Rydberg Atom Arrays with Programmable Openness
Abstract: Individually controlled neutral atoms are quickly emerging as a leading platform for quantum science. Qubits with long coherence times can be encoded in spin states or, in the case of alkaline earth (-like) species, optical transitions involving a long-lived metastable state. Entangling operations are performed via interactions mediated by highly excited Rydberg states. However, several emerging directions in quantum science require the ability to precisely and programmably couple a subset of the system to the environment without decohering the remainder. For instance, quantum error correction requires measurement of stabilizers, and remote entanglement generation for quantum networking and distributed computing requires Bell state measurements of photons entangled with atoms. More fundamentally, “programmable openness” in quantum circuits may provide us with new insights on decoherence in many-body systems, as evidenced by the nascent notion of measurement-induced phase transitions.

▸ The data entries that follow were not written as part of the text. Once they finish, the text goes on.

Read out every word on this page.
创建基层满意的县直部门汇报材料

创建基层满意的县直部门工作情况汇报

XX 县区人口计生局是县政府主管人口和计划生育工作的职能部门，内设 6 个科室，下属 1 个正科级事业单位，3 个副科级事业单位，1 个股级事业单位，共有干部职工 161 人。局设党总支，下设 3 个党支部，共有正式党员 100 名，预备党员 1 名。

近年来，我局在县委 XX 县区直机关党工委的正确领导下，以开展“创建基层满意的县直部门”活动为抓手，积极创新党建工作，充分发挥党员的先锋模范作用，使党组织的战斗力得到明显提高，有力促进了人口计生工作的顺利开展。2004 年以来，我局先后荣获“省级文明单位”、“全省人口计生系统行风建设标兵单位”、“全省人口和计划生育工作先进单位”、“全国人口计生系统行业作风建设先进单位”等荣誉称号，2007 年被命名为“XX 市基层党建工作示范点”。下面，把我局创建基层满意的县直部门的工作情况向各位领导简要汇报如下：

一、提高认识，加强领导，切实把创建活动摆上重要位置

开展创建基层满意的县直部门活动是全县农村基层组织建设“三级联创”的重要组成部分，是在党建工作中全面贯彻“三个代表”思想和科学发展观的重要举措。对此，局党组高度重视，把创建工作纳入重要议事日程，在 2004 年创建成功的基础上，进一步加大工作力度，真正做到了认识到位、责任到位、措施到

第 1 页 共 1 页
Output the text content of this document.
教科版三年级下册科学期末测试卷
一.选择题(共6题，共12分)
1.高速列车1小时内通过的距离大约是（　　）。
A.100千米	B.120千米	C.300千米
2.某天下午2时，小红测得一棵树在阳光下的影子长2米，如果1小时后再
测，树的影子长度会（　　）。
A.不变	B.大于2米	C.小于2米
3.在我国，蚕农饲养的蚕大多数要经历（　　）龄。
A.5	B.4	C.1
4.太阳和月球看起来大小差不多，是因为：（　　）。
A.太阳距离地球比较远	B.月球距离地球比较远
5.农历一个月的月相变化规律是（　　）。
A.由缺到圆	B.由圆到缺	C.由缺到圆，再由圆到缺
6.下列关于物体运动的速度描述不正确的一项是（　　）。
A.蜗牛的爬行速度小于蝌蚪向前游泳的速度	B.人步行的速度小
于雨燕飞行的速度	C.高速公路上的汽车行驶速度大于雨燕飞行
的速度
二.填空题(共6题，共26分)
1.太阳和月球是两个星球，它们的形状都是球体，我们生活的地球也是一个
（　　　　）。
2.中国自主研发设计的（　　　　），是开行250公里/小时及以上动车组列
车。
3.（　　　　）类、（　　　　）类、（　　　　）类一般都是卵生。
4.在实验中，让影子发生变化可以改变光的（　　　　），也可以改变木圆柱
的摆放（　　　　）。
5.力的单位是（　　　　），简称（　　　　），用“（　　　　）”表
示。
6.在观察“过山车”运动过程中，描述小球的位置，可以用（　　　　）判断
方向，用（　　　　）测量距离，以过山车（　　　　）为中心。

We seek to add fast “mid-circuit measurements” and remote entanglement generation to the toolbox of programmable Rydberg atom arrays by leveraging the rich atomic structure of alkaline earth (-like) atoms. By encoding qubits in the nuclear spin-1/2 degree of freedom in the long-lived metastable state of ytterbium-171, we enable the ability to 1) perform “read enable” operations at will, and 2) perform remote entanglement generation over long fiber links by utilizing a strong optical transition in the telecommunications wavelength band. We will describe our progress in these directions and others based on two ytterbium-171 systems at UIUC where one features an optical cavity. We believe that this work will add “programmable openness” to the rapidly advancing Rydberg atom array platform, thereby unlocking a host of new directions.
Bio: Jake completed his PhD in 2017 under the guidance of Jun Ye and the late Deborah Jin at JILA and the University of Colorado-Boulder, working on ultracold polar molecules in optical lattices. He was award the Springer Thesis Award for this work. He was then a Richard Chace Tolman Postdoctoral Scholar at Caltech under the guidance of Manuel Endres, where he co-developed a platform for controlling alkaline earth atoms in optical tweezer arrays. He used this platform to create the “atom array optical clock” as a novel approach to precision metrology and to realize Rydberg-based entanglement of individual alkaline earth atoms for the first time, with a fidelity exceeding 0.99 that still holds the record for neutral atoms. He joined the faculty in the Department of Physics at UIUC in Fall 2020 and is leading two experiments with ytterbium-171 atom arrays for novel quantum science directions. He is a recipient of the 2022 Office of Naval Research Young Investigator Program and the 2023 Air Force Office of Scientific Research Young Investigator Program.